His party has no councillors in Wales at all. I can promise him that if he thinks Labour voters are going to follow a former Conservative MP into voting UKIP, then he needs to rethink his position, despite his obvious intellectual superiority. Can I remind him that the UK begged to join the European Community? It was desperate to join, and I don’t want to be in a position ever again in the future where the UK is desperate to join anything. That’s why it’s so important that we manage this process properly and effectively.
He said that the position we’ve taken was like blancmange. I have no idea what that metaphor means, but what I do know is that the position he’s taken is full of holes, like a Swiss cheese—that’s a better metaphor. It’s all basically this: ‘We will leave the EU, and the EU will fall at our feet.’ Can I suggest to him that that is the most naive position that any politician could possibly take in this Chamber or elsewhere?
Can I also talk about some of the other issues that he raised? This is the fundamental problem I have with the point that he makes on EU regulation. He is right: if we sell to the European market, we follow Europe’s rules, but if we sell in the UK market, we don’t follow them. So, in other words, the UK market will be provided with goods of less quality—shoddier goods—because the standards in the UK will be lower than the standards anywhere else in the world. That means that UK exporters won’t be able to export and the UK would be back in the position it was in in the 1970s when much of UK industry had the reputation of producing rubbish. We don’t want to be back in that position again. We want to make sure that the UK and Wales are an economy where people see we produce goods of the highest quality, priced fairly and, of course, goods that are produced at a premium for those premium markets. What he suggests is a future where the UK sits on its own—a protectionist future—and seeks free trade agreements with countries that have no interest in free trade agreements.

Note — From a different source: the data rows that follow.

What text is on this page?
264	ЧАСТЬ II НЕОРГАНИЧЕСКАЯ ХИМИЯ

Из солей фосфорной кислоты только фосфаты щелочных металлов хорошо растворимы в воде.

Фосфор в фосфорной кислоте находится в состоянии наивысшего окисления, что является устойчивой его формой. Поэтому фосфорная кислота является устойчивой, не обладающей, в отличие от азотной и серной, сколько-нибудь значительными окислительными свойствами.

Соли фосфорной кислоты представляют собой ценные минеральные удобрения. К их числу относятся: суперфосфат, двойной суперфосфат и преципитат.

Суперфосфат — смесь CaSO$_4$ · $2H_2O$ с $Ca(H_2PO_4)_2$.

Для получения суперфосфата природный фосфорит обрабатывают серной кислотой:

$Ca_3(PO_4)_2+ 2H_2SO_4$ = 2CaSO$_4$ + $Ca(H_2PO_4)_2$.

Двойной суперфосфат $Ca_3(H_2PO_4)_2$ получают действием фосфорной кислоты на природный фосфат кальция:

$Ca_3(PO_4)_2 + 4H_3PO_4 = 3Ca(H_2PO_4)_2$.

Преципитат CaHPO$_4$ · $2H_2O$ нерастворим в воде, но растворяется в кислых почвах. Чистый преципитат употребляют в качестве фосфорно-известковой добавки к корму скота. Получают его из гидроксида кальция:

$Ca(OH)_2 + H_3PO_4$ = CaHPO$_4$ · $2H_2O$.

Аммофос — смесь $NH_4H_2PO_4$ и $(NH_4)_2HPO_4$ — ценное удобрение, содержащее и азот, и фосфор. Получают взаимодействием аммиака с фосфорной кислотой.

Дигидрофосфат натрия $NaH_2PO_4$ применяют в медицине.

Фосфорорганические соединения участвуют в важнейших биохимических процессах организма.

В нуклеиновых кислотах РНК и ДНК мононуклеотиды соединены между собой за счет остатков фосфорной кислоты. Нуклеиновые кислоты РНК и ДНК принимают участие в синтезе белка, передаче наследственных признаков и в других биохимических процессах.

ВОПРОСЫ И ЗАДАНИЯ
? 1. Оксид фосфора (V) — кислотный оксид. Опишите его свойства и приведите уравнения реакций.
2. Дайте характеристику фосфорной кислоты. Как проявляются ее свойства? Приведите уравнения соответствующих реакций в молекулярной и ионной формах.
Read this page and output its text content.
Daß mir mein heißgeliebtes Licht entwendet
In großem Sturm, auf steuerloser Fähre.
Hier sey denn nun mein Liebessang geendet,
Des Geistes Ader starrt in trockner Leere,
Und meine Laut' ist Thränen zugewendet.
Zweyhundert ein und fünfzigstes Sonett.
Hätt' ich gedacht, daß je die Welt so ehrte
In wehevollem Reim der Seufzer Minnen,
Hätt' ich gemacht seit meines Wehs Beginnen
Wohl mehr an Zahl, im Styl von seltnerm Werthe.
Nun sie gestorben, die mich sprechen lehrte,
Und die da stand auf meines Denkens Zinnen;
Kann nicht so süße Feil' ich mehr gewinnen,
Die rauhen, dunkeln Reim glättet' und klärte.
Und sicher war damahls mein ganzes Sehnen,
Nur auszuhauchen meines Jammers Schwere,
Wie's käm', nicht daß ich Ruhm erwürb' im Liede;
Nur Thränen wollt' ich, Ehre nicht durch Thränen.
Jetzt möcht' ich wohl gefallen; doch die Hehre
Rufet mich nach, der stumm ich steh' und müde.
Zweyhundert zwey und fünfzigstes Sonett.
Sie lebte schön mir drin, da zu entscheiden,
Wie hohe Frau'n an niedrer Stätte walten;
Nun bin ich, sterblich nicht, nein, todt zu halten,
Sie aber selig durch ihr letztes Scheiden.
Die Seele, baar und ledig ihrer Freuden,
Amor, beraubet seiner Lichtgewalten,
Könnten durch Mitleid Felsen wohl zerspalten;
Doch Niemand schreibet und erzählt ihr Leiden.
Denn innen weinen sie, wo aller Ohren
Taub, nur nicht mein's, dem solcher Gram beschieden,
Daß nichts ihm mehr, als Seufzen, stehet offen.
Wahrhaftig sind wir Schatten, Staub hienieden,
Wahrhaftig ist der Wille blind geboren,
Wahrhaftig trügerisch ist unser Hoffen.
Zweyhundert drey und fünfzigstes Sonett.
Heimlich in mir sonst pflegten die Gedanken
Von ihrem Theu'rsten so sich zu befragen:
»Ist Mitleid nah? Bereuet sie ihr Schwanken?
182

I beg him: show some realism. Show some realism. If you want to criticise, you have a perfect right to do so, but produce your own plan. Don’t just say, ‘This is all wrong, and what we say is all right.’ I have seen no plan from UKIP at all. He chucked the brick through the window; we’ve got to pick up the pieces. At least help to do it, rather than stand on the pavement on the other side criticising the people who are trying to do it. Now, I’m sure we are enlightened by the vast superiority that he displayed to us in the Chamber, but I say this to him: we will, as ever, as will Plaid Cymru, through this White Paper, defend the national interests of Wales, and I’d urge him to do the same.